Since 1992, the United Nations Framework Convention on Climate Change (UNFCCC) has provided an umbrella for talks to curb global greenhouse gas emissions, and on 26 November, will host the COP18 Climate Summit in Qatar.

But it has been confirmed to EurActiv that Washington is increasingly looking to shift policy action to the MEF whose members account for some 85% of global emissions, and which the US views as a more comfortable venue for agreeing climate goals.

If the idea gains traction, it could demote the UNFCCC to a forum for discussing the monitoring, reporting and verification of emissions reductions projects, sources say.

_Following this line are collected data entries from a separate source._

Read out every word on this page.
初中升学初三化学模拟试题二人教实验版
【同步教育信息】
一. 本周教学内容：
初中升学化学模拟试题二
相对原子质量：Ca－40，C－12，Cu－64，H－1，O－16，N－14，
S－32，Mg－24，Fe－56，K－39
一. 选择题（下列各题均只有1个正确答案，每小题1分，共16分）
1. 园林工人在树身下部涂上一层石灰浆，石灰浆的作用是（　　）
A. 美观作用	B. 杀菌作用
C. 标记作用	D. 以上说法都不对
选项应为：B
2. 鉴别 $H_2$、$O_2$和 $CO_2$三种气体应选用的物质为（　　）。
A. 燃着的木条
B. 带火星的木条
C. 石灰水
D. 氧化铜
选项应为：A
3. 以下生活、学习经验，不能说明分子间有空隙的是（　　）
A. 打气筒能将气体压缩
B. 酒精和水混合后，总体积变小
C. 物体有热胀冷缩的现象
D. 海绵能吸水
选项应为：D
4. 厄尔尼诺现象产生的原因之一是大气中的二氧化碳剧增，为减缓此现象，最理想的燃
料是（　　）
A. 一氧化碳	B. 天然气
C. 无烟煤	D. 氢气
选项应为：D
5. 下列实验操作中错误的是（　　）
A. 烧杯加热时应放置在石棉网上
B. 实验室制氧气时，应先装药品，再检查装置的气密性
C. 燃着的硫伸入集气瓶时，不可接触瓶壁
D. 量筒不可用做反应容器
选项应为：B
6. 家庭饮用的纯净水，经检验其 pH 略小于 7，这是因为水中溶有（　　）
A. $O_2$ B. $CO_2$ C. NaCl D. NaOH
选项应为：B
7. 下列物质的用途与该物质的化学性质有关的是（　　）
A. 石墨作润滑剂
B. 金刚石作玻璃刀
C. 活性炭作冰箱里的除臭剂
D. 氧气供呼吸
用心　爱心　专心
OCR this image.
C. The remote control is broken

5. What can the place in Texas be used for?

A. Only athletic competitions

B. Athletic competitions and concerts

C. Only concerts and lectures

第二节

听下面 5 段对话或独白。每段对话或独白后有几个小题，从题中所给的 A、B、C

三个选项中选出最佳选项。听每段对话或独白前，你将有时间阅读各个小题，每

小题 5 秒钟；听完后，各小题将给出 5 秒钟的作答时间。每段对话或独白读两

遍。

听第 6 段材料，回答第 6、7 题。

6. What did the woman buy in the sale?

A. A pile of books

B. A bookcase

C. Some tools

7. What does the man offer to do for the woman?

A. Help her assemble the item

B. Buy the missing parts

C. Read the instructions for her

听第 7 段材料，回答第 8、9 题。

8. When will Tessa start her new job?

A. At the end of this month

And the CIA has shut down its Center on Climate Change and National Security.  Guess the top spooks aren’t so spooked by the subject any more.

If a Republican president were doing all this (as indeed Bush started to do), environmentalists would be screaming from the rooftops.  But since it’s Obama, not so much.

There’s a lot of ways to look at this beyond the hypocrisy and partisanship of the corrupt environmental movement.  It can be seen as a bid for Obama seriously to press the failing UN climate agenda in a new guise.  Perhaps so, and we shall have to be on our guard against this, though I suspect not even a new format will change the sensible position of India and China about accepting an agenda of energy poverty for their people.  Even so, this looks like the beginning of the end of the UN portion of the climate crusade.  Back in the early 1990s, as it became increasingly apparent that global population growth was moderating for reasons wholly unrelated to the UN population program, the UN officially downgraded the “population bomb” as a premier problem for their attention.  I suspect the same thing will occur with the UN and climate in a few years.  This doesn’t mean either climate change alarmism or the UN’s kleptocratic central purpose will abate.  They’ll find new excuses at Turtle Bay to demand our money.